Enabling Notification of Invalid Cookies
The IKE protocol enables peers to exchange informational messages. The payload of
these messages can be a notify type or a delete type. These messages are expected to
be protected (encrypted) by the keys negotiated by the peers when they establish a
security association as a result of the IKE phase 1 exchange.
If a responder peer does not recognize the initiator-responder cookie pair, it can send an
invalid cookie notification message to the initiator. The responder might fail to recognize
the cookie pair because it has lost the cookie, or because it deleted the cookie and then
the peer lost the delete notification. Upon receipt of the invalid cookie notification, the
initiator peer can delete the phase 1 state.
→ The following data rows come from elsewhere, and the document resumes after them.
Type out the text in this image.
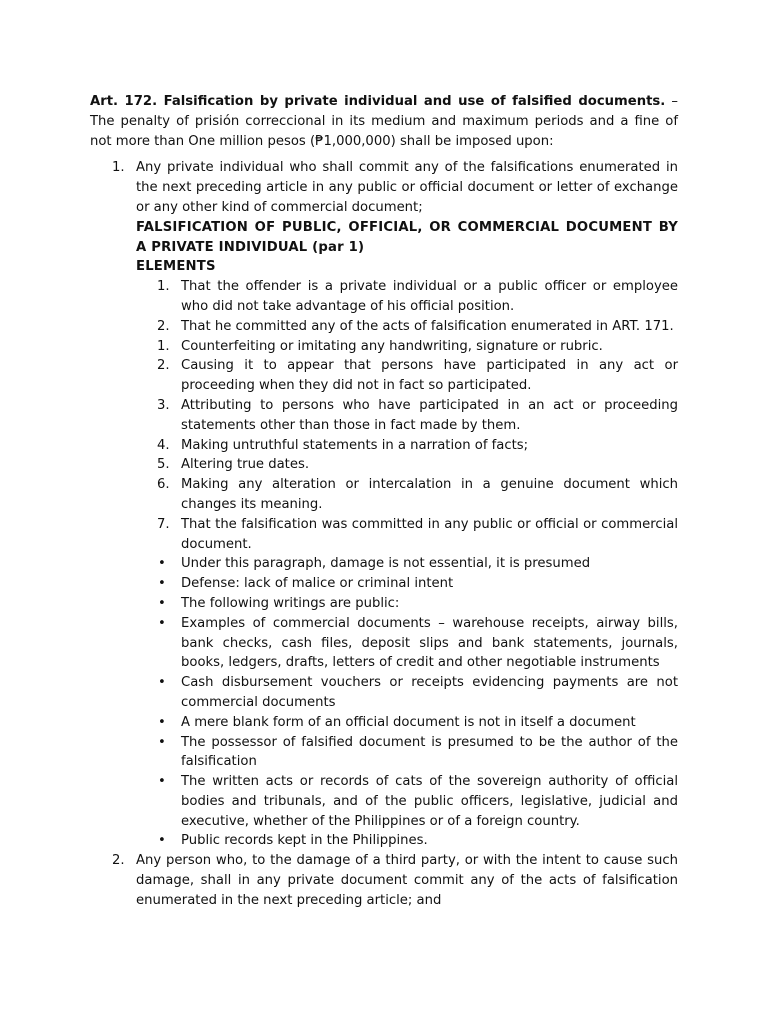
Art. 172. Falsification by private individual and use of falsified documents. – The penalty of prisión correccional in its medium and maximum periods and a fine of not more than One million pesos (₱1,000,000) shall be imposed upon:

1. Any private individual who shall commit any of the falsifications enumerated in the next preceding article in any public or official document or letter of exchange or any other kind of commercial document;

FALSIFICATION OF PUBLIC, OFFICIAL, OR COMMERCIAL DOCUMENT BY A PRIVATE INDIVIDUAL (par 1)

ELEMENTS

1. That the offender is a private individual or a public officer or employee who did not take advantage of his official position.
2. That he committed any of the acts of falsification enumerated in ART. 171.
1. Counterfeiting or imitating any handwriting, signature or rubric.
2. Causing it to appear that persons have participated in any act or proceeding when they did not in fact so participated.
3. Attributing to persons who have participated in an act or proceeding statements other than those in fact made by them.
4. Making untruthful statements in a narration of facts;
5. Altering true dates.
6. Making any alteration or intercalation in a genuine document which changes its meaning.
7. That the falsification was committed in any public or official or commercial document.
• Under this paragraph, damage is not essential, it is presumed
• Defense: lack of malice or criminal intent
• The following writings are public:
• Examples of commercial documents – warehouse receipts, airway bills, bank checks, cash files, deposit slips and bank statements, journals, books, ledgers, drafts, letters of credit and other negotiable instruments
• Cash disbursement vouchers or receipts evidencing payments are not commercial documents
• A mere blank form of an official document is not in itself a document
• The possessor of falsified document is presumed to be the author of the falsification
• The written acts or records of cats of the sovereign authority of official bodies and tribunals, and of the public officers, legislative, judicial and executive, whether of the Philippines or of a foreign country.
• Public records kept in the Philippines.
2. Any person who, to the damage of a third party, or with the intent to cause such damage, shall in any private document commit any of the acts of falsification enumerated in the next preceding article; and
The ability to send the invalid cookie message is disabled by default. You can issue the
ipsec option tx-invalid-cookie
command to enable the feature on a per-transport-VR
basis.
Even when you configure this feature, the E Series router does not respond when it receives
an invalid cookie notification. These notifications are unprotected by a phase 1 key
exchange and therefore are subject to denial-of-service (DOS) attacks. Instead, the
E Series router can determine when a phase 1 relationship has gone stale by timeouts or
use of dead peer detection (DPD). For this reason, this feature is useful only when the
E Series router is a responding peer for non–E Series devices that cannot detect when
the phase 1 relationship goes stale.
ipsec option tx-invalid-cookie
•
Use to enable the router to send an invalid cookie notification to an IKE peer when the
router does not recognize the initiator-responder cookie pair.
•
Example
host1(config)#
ipsec option tx-invalid-cookie
•
Use the
no
version to restore the default, disabling the ability to send an invalid cookie
notification.
•
See ipsec option tx-invalid-cookie.
Configuration Examples
This section contains examples of two IPSec applications. The first example shows a
customer who replaces a leased line network with an IPSec network that allows the
company to connect its corporate locations over the Internet. The second example
provides leased line replacement to two customers who use address schemes in the
same range.
Configuration Notes
Both the local and remote identities shown in these examples serve two purposes:
•
They identify multiple IPSec tunnels between the same endpoints.